The cryptocurrency market witnessed a violent unwind of leveraged positions on Monday, with total futures liquidations surpassing $513 million over 24 hours. The surge in forced closures came after Bitcoin failed to hold key support, triggering a cascade that dashed earlier expectations of a major short squeeze.
Earlier in the day, data from CoinGlass flagged a massive concentration of short positions: over $463 million in BTC shorts were at risk of liquidation if the price climbed above $74,341. Conversely, a drop below $72,108 threatened to wipe out roughly $368 million in long positions.
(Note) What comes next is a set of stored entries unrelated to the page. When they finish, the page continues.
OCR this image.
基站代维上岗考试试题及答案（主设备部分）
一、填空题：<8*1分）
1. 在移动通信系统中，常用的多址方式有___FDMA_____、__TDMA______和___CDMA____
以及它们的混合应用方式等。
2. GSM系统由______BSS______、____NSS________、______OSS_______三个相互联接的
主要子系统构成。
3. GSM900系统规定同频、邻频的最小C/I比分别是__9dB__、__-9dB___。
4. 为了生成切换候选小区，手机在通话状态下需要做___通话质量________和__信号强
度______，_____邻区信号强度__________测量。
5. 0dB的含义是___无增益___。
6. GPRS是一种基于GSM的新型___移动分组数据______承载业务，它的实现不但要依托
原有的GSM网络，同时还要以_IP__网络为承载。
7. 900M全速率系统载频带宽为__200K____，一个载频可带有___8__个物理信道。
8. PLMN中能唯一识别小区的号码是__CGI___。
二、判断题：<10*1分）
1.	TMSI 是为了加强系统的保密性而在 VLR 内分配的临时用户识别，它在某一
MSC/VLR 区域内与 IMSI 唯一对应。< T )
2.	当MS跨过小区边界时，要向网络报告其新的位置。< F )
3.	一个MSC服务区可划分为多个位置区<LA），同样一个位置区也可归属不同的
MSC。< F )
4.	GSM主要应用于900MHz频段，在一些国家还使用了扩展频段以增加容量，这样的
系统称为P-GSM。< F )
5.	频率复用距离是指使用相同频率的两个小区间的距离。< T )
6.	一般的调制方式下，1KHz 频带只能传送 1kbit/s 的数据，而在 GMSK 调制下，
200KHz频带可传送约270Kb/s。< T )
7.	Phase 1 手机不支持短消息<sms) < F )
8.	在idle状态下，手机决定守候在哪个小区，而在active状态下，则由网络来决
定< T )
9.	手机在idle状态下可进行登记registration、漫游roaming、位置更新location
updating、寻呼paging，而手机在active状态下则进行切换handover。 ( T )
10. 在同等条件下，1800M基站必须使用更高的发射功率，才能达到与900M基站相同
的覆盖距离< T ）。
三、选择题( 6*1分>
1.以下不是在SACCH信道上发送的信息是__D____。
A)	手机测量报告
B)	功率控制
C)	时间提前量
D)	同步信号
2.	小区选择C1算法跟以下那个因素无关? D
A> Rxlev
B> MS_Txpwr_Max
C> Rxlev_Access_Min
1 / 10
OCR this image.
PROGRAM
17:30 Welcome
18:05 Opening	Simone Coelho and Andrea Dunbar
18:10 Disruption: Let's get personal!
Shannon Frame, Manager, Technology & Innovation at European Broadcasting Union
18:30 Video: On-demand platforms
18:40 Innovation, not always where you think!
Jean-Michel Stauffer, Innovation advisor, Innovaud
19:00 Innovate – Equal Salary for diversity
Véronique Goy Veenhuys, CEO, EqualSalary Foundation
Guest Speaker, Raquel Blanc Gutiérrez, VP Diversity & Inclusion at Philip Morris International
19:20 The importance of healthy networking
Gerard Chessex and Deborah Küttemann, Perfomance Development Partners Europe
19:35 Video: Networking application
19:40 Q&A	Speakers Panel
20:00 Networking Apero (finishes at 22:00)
The market ultimately broke lower, with a sharp downturn in a single hour alone causing $113 million in liquidations, predominantly from over-leveraged long positions betting on a rally.
The swift move flooded exchanges like Binance, OKX, and Bybit with forced closures. Bitcoin, the primary driver of the event, saw its price slide through critical support levels, dragging Ethereum and a host of altcoins with it. The broader 24-hour total settlement of $513 million underscores just how heavily traders were positioned for upside, only to be caught off guard by the sudden reversal.
Leverage wipeouts of this magnitude often serve as real-time sentiment indicators. While short squeezes have historically propelled Bitcoin higher, the failure to breach the $74,341 threshold and the subsequent breakdown highlights a market gripped by uncertainty. Analysts warn that the deleveraging could continue if key psychological levels are not reclaimed, advising traders to reduce leverage and tighten stop-losses.